Large language models have a limit to how much text they can process at once, called a 'context window'. When you give them something longer than that, they struggle to understand the whole thing and give good answers. Existing methods to deal with long texts often don't work very well or are expensive.

What's the solution?

The researchers came up with a technique called Recursive Language Models, or RLMs. Imagine the LLM doesn't try to read the entire long text all at once. Instead, it breaks it down into smaller chunks, examines those chunks, and then essentially 'calls itself' repeatedly on different parts of the text. It's like the LLM is programming itself to analyze the long input step-by-step, using its own abilities to figure out what's important and how the pieces connect.

Why it matters?

This is important because it allows LLMs to work with much longer documents – up to 100 times more text than they could before!
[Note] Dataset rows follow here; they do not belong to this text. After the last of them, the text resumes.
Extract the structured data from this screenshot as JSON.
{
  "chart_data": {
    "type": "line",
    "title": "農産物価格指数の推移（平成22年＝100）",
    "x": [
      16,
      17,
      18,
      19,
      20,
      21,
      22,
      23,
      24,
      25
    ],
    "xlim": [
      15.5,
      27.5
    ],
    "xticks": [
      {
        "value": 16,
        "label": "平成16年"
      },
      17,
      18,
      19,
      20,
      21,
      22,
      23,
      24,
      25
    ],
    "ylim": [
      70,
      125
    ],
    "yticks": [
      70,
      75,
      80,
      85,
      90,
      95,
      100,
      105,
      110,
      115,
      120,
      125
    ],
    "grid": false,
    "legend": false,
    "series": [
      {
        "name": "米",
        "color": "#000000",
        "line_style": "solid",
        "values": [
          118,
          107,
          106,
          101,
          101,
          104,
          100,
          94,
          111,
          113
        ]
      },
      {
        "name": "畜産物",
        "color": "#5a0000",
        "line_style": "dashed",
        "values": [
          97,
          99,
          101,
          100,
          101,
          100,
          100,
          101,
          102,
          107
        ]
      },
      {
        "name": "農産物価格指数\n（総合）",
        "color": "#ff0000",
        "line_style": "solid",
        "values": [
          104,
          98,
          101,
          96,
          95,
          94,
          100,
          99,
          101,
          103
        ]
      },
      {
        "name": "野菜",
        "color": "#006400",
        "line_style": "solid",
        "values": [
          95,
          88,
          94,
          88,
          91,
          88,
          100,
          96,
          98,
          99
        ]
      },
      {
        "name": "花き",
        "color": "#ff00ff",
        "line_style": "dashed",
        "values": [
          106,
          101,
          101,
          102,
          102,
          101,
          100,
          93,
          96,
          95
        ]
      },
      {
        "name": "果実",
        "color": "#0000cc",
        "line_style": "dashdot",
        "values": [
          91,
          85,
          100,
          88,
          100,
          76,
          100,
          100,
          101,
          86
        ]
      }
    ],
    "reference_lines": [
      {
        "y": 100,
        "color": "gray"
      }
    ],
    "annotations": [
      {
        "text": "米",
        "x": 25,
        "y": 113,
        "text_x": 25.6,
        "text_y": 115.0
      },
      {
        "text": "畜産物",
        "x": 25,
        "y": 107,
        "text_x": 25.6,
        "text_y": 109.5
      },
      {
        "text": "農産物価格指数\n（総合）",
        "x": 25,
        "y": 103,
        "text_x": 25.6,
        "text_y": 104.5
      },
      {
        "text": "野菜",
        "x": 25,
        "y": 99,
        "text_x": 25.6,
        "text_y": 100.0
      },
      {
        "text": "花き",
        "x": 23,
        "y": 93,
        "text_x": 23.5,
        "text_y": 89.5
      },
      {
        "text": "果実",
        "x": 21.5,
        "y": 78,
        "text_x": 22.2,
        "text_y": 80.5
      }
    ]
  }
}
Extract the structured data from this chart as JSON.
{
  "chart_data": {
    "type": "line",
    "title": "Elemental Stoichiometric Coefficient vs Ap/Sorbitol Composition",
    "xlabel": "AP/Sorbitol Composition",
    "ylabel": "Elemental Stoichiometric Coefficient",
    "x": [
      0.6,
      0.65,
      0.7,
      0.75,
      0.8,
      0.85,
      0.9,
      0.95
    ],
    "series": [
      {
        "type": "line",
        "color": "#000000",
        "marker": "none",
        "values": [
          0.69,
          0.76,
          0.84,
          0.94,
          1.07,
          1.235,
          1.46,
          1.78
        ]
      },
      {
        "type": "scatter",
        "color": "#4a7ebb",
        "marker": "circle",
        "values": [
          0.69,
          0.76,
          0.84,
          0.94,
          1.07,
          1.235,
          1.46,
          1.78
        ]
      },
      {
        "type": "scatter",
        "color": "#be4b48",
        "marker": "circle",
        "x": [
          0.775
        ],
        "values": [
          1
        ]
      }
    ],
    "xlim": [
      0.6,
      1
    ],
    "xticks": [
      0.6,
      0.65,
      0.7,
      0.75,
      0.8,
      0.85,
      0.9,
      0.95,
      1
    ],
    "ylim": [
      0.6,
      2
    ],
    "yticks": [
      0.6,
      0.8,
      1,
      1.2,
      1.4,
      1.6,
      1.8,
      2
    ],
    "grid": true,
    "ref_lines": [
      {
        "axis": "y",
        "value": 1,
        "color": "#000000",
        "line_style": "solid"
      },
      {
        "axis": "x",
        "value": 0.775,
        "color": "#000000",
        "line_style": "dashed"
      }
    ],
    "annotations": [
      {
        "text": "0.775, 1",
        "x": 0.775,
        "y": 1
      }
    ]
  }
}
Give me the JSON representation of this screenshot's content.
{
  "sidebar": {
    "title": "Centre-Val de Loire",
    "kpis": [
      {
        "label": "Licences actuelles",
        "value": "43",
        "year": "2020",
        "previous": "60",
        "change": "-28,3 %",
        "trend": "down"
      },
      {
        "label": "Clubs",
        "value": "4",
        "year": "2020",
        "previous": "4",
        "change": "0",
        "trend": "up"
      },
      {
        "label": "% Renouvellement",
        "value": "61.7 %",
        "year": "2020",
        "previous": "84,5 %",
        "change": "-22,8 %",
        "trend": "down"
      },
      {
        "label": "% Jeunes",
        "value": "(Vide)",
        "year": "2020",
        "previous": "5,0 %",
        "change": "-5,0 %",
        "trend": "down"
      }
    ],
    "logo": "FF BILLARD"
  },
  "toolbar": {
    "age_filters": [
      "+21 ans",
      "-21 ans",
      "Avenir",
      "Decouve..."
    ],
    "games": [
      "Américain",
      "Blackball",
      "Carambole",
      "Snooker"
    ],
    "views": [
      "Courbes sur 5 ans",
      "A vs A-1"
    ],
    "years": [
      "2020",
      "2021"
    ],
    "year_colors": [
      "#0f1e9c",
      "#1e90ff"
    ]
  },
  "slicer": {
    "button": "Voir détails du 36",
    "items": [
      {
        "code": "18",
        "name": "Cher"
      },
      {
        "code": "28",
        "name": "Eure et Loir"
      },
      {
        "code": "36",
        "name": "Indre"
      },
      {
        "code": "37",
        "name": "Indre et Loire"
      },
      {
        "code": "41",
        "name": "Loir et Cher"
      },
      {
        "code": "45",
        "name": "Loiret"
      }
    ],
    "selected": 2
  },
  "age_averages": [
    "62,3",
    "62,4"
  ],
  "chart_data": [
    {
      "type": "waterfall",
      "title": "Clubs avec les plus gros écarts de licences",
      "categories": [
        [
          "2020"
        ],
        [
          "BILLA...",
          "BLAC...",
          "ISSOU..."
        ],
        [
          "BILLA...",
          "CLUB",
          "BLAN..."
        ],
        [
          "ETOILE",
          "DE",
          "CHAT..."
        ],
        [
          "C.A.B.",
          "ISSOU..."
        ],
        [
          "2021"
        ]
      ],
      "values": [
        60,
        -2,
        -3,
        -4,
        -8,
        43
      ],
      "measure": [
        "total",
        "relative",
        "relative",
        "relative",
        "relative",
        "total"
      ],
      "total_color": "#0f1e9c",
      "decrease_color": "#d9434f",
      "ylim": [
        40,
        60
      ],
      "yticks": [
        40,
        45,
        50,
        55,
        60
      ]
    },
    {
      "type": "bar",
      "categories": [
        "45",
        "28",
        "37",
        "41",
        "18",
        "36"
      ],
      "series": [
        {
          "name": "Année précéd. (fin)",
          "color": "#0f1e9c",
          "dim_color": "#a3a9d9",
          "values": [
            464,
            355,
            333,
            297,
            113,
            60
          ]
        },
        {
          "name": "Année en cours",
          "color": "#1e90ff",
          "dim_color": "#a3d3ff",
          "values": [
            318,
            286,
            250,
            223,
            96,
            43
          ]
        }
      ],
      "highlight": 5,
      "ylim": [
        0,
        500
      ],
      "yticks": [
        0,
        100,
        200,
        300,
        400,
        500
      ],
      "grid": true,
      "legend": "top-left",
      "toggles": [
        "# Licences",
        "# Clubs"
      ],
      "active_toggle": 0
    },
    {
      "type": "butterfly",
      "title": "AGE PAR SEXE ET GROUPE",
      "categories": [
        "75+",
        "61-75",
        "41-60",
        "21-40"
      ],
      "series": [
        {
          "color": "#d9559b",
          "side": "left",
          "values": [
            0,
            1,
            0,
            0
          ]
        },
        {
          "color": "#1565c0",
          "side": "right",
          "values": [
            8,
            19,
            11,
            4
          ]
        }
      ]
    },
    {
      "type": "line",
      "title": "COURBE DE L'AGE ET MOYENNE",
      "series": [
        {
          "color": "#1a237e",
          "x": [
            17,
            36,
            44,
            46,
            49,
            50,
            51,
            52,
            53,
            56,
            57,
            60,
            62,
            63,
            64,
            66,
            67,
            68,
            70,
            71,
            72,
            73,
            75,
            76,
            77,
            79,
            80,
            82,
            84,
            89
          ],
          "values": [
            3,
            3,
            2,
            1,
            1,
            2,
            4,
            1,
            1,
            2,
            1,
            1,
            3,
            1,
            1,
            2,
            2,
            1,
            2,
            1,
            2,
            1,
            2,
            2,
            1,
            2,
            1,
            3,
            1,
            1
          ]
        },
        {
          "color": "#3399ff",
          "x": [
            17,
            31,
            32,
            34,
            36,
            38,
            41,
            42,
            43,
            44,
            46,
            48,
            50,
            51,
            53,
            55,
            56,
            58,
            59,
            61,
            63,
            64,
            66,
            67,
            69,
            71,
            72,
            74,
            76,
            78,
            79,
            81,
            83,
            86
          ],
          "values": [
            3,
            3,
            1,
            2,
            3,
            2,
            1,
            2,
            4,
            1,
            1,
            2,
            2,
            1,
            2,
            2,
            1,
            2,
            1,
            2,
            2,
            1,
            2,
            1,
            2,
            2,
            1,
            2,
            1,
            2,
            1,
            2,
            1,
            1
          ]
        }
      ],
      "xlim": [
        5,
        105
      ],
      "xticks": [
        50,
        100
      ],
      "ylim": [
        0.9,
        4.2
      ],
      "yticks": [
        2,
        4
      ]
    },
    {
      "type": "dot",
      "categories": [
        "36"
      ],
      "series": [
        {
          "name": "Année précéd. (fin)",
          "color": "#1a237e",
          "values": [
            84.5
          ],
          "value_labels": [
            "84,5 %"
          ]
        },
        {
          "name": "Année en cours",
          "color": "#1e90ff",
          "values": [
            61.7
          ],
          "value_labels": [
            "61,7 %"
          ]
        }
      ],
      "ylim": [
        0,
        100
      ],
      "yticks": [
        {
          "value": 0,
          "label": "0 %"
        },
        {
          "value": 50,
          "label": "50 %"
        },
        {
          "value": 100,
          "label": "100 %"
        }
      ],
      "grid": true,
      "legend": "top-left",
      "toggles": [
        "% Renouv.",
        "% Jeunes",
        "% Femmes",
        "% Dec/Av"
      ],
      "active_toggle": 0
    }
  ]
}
Not only that, but RLMs actually give *better* answers than current methods, and can even be cheaper to use. This opens up possibilities for using LLMs with things like entire books, research papers, or long conversations, making them much more useful in real-world applications.

Abstract

We study allowing large language models (LLMs) to process arbitrarily long prompts through the lens of inference-time scaling. We propose Recursive Language Models (RLMs), a general inference strategy that treats long prompts as part of an external environment and allows the LLM to programmatically examine, decompose, and recursively call itself over snippets of the prompt. We find that RLMs successfully handle inputs up to two orders of magnitude beyond model context windows and, even for shorter prompts, dramatically outperform the quality of base LLMs and common long-context scaffolds across four diverse long-context tasks, while having comparable (or cheaper) cost per query.